GMP: GMP is a short form of Grey Market Premium. GMP is the premium at which the IPO shares are traded in the grey market. Online portals such as chittorgarh.com, ipowatch.in, 5paisa.com, top10stockbroker.com, ipowala.in etc. provide GMP rates for ongoing IPOs (mainboard and SME). Some portals also provide kostak rates and sauda rates. The source of such information is unknown and so you should be wary of unverified information.

Hits and misses

IPO grey market is notorious for being a favourite joint for manipulators. IPO GMP is manipulated ahead of the public issue so as to give a rosy picture. When actual listing happens, those who bought based on GMP find themselves at the wrong side of the bargain. This happens frequently with investors who focus on GMP premium/discount, and disregard the fundamentals such as business model, valuation and management.

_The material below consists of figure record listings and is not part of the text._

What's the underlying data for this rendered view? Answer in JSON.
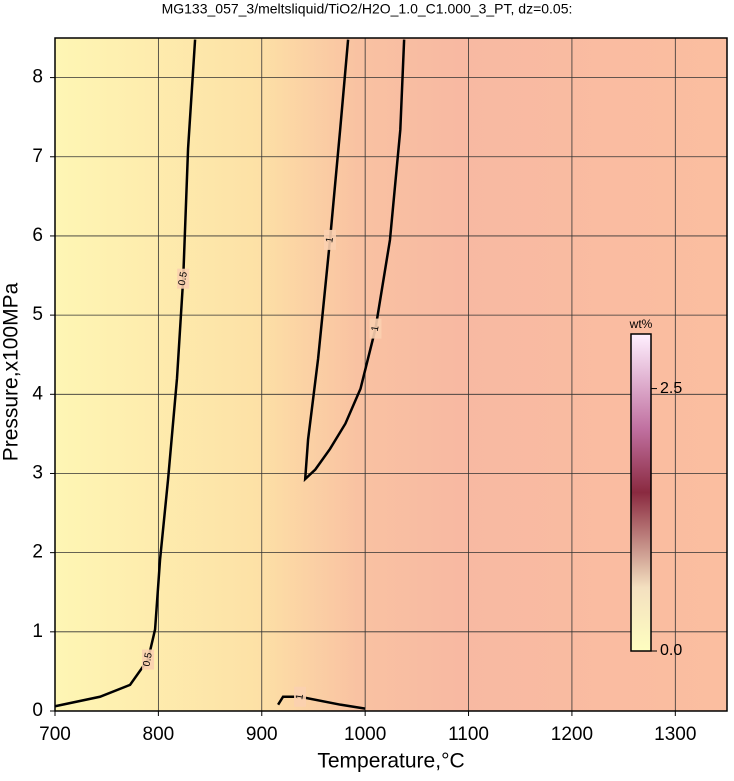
{
  "chart_data": {
    "type": "contour",
    "title": "MG133_057_3/meltsliquid/TiO2/H2O_1.0_C1.000_3_PT, dz=0.05:",
    "x_label": "Temperature,°C",
    "y_label": "Pressure,x100MPa",
    "xlim": [
      700,
      1350
    ],
    "xticks": [
      700,
      800,
      900,
      1000,
      1100,
      1200,
      1300
    ],
    "ylim": [
      0,
      8.5
    ],
    "yticks": [
      0,
      1,
      2,
      3,
      4,
      5,
      6,
      7,
      8
    ],
    "grid": true,
    "contours": [
      {
        "level": 0.5,
        "x": [
          700,
          743.5,
          772.6,
          790,
          796.8,
          801.6,
          809.4,
          818,
          824,
          828.7,
          835.5
        ],
        "y": [
          0.06,
          0.18,
          0.33,
          0.65,
          1.03,
          1.91,
          2.93,
          4.2,
          5.46,
          7.1,
          8.48
        ]
      },
      {
        "level": 1,
        "x": [
          983.5,
          975.8,
          966,
          954.5,
          944.8,
          942,
          951.8,
          966,
          980.9,
          995.5,
          1010,
          1024,
          1034,
          1037.7
        ],
        "y": [
          8.48,
          7.34,
          5.95,
          4.45,
          3.43,
          2.93,
          3.05,
          3.31,
          3.63,
          4.07,
          4.83,
          5.95,
          7.34,
          8.48
        ]
      },
      {
        "level": 1,
        "x": [
          915.8,
          920.6,
          927.4,
          937,
          976,
          1000
        ],
        "y": [
          0.08,
          0.18,
          0.18,
          0.18,
          0.08,
          0.03
        ]
      }
    ],
    "colorbar": {
      "label": "wt%",
      "clim": [
        0,
        3.02
      ],
      "ticks": [
        {
          "value": 0,
          "label": "0.0"
        },
        2.5
      ]
    }
  }
}
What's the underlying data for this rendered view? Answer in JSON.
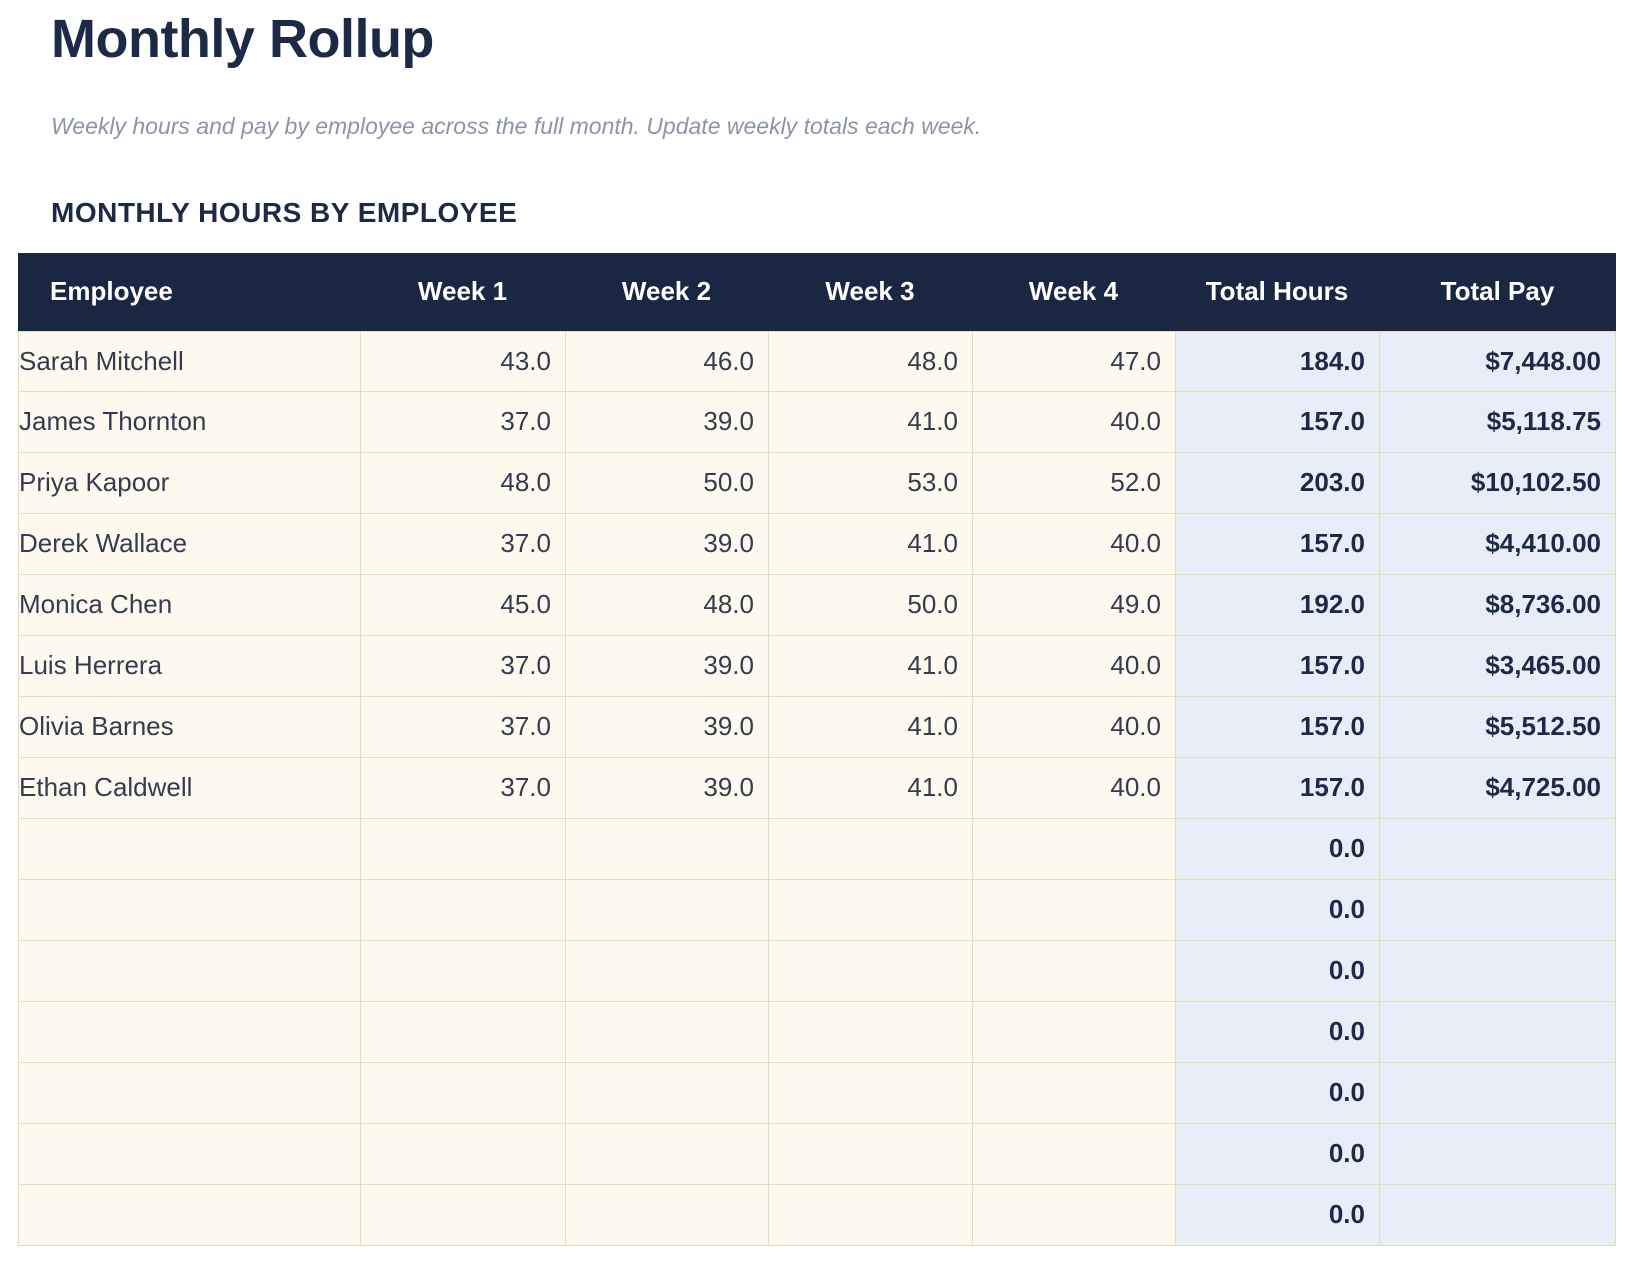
{
  "page": {
    "title": "Monthly Rollup",
    "subtitle": "Weekly hours and pay by employee across the full month. Update weekly totals each week.",
    "section_heading": "MONTHLY HOURS BY EMPLOYEE"
  },
  "table": {
    "columns": [
      "Employee",
      "Week 1",
      "Week 2",
      "Week 3",
      "Week 4",
      "Total Hours",
      "Total Pay"
    ],
    "rows": [
      {
        "employee": "Sarah Mitchell",
        "week1": "43.0",
        "week2": "46.0",
        "week3": "48.0",
        "week4": "47.0",
        "total_hours": "184.0",
        "total_pay": "$7,448.00"
      },
      {
        "employee": "James Thornton",
        "week1": "37.0",
        "week2": "39.0",
        "week3": "41.0",
        "week4": "40.0",
        "total_hours": "157.0",
        "total_pay": "$5,118.75"
      },
      {
        "employee": "Priya Kapoor",
        "week1": "48.0",
        "week2": "50.0",
        "week3": "53.0",
        "week4": "52.0",
        "total_hours": "203.0",
        "total_pay": "$10,102.50"
      },
      {
        "employee": "Derek Wallace",
        "week1": "37.0",
        "week2": "39.0",
        "week3": "41.0",
        "week4": "40.0",
        "total_hours": "157.0",
        "total_pay": "$4,410.00"
      },
      {
        "employee": "Monica Chen",
        "week1": "45.0",
        "week2": "48.0",
        "week3": "50.0",
        "week4": "49.0",
        "total_hours": "192.0",
        "total_pay": "$8,736.00"
      },
      {
        "employee": "Luis Herrera",
        "week1": "37.0",
        "week2": "39.0",
        "week3": "41.0",
        "week4": "40.0",
        "total_hours": "157.0",
        "total_pay": "$3,465.00"
      },
      {
        "employee": "Olivia Barnes",
        "week1": "37.0",
        "week2": "39.0",
        "week3": "41.0",
        "week4": "40.0",
        "total_hours": "157.0",
        "total_pay": "$5,512.50"
      },
      {
        "employee": "Ethan Caldwell",
        "week1": "37.0",
        "week2": "39.0",
        "week3": "41.0",
        "week4": "40.0",
        "total_hours": "157.0",
        "total_pay": "$4,725.00"
      }
    ],
    "empty_rows": [
      {
        "employee": "",
        "week1": "",
        "week2": "",
        "week3": "",
        "week4": "",
        "total_hours": "0.0",
        "total_pay": ""
      },
      {
        "employee": "",
        "week1": "",
        "week2": "",
        "week3": "",
        "week4": "",
        "total_hours": "0.0",
        "total_pay": ""
      },
      {
        "employee": "",
        "week1": "",
        "week2": "",
        "week3": "",
        "week4": "",
        "total_hours": "0.0",
        "total_pay": ""
      },
      {
        "employee": "",
        "week1": "",
        "week2": "",
        "week3": "",
        "week4": "",
        "total_hours": "0.0",
        "total_pay": ""
      },
      {
        "employee": "",
        "week1": "",
        "week2": "",
        "week3": "",
        "week4": "",
        "total_hours": "0.0",
        "total_pay": ""
      },
      {
        "employee": "",
        "week1": "",
        "week2": "",
        "week3": "",
        "week4": "",
        "total_hours": "0.0",
        "total_pay": ""
      },
      {
        "employee": "",
        "week1": "",
        "week2": "",
        "week3": "",
        "week4": "",
        "total_hours": "0.0",
        "total_pay": ""
      }
    ]
  },
  "colors": {
    "header_bg": "#1a2742",
    "heading_text": "#1d2a47",
    "cell_text": "#333d4f",
    "subtitle_text": "#8b95a7",
    "week_cell_bg": "#fdf9ee",
    "week_cell_border": "#e6dcbc",
    "total_cell_bg": "#e9edf7",
    "total_cell_border": "#a2adc9"
  }
}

When One97 Communications (Paytm) IPO was due to hit the market, there were various GMP figures quoted in different channels. For one share of ₹2,150 (upper end), GMP ranged from ₹100 to ₹950 per share. As the mega IPO started witnessing muted reception, GMP started falling rapidly and then went into discount. The lesson from this episode is that GMP figures should be closely monitored at all times. If there are widely varying numbers, don’t believe in them.

India’s most highly-subscribed IPOs have generally been smaller public issues (less than ₹1,000 crore). Given the ultra low chances of allotment, GMPs are usually higher. We have seen this in case of Latent View Analytics and Paras Defence IPOs where the stocks eventually listed at over 100 per cent premium. Given the strong demand, the GMPs in both cases were strong from early on and sustained.

Retail investors, especially with low capital, should note that IPO stock flipping is not a suitable strategy. Investments done with an eye on the long term are likely to fetch better returns. Many IPO stocks in 2022 such as Fusion Microfinance (up 65 per cent), Ethos (up 75 per cent), Prudent Corporate Advisory (up 97 per cent), and Rainbow Children’s Medicare (up 91 per cent) have had negative listings but thereafter have risen to give handsome gains. Investors can consider investing in offerings such as Edelweiss Recently Listed IPO Fund, which follows the investment theme of investing in recently listed 100 companies or upcoming IPOs.